- Film poster
- Directed by: William D. Russell
- Written by: Robert Hardy Andrews
- Screenplay by: John Twist
- Produced by: Samuel Bischoff
- Starring: Robert Ryan Claire Trevor Jack Buetel Walter Brennan Lawrence Tierney
- Cinematography: Edward Cronjager
- Edited by: Desmond Marquette
- Music by: Paul Sawtell
- Distributed by: RKO Radio Pictures
- Release date: June 9, 1951;
- Running time: 84 minutes
- Country: United States
- Language: English

= Best of the Badmen =

1951 film by William D. Russell

Best of the Badmen is a 1951 Western film directed by William D. Russell and starring Robert Ryan, Claire Trevor and Robert Preston. Its plot involves the notorious James–Younger Gang of 19th century Missouri.

==Plot==
Jeff Clanton, an Army major from Missouri, captures the survivors of the Confederacy's Quantrill's Raiders and convinces them to surrender and pledge their allegiance to the Union.
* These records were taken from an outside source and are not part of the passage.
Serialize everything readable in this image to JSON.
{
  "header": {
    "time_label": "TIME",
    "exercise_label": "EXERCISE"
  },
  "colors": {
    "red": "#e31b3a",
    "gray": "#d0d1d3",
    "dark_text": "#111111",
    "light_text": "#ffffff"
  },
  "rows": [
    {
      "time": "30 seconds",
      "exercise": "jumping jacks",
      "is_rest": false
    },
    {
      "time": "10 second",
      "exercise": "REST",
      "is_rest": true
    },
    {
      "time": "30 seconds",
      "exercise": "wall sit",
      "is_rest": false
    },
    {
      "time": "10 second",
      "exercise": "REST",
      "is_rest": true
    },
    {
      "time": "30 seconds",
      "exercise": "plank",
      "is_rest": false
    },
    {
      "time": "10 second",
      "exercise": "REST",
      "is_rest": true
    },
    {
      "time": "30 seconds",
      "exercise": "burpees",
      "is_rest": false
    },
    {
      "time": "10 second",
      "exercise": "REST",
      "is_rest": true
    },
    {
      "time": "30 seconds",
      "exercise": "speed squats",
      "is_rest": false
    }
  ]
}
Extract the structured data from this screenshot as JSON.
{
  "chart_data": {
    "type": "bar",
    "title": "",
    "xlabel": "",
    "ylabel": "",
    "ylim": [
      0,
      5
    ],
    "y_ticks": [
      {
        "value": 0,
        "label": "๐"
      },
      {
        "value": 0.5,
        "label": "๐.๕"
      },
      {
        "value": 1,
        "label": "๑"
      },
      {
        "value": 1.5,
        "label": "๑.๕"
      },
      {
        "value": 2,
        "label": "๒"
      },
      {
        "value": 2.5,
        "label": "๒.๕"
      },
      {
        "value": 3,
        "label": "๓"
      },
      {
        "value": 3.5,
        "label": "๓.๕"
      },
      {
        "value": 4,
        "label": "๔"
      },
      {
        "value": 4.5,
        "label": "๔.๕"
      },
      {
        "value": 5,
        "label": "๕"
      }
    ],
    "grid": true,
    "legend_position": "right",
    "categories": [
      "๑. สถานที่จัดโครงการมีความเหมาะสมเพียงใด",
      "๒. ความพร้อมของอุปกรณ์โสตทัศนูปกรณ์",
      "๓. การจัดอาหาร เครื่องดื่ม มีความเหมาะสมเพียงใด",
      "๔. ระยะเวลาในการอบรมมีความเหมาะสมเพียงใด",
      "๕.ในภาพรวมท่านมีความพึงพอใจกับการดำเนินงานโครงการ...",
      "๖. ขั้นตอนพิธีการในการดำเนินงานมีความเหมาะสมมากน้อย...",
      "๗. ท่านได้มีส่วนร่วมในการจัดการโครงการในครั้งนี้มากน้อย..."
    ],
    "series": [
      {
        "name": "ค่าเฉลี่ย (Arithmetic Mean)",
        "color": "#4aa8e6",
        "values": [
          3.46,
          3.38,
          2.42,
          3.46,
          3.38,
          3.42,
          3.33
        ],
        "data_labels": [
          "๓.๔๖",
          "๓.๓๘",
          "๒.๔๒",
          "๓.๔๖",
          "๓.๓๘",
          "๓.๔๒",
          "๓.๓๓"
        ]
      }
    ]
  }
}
Clanton pledges that they will be paroled, but Matthew Fowler, a carpetbagger who owns a powerful detective agency, is determined to arrest them for the reward. Fowler's deputy wounds one of the captives and is killed in the return fire. Clanton is unjustly arrested for murdering Fowler's deputy, tried by a kangaroo court and sentenced to be hanged the following morning. He escapes that night and leads the band of outlaws including Jesse James and the Younger brothers in a vendetta against Fowler's detective agency.

==Production==
Parts of the film were shot in Paria, Johnson Canyon, Strawberry Valley, the Gap and Kanab Canyon in Utah.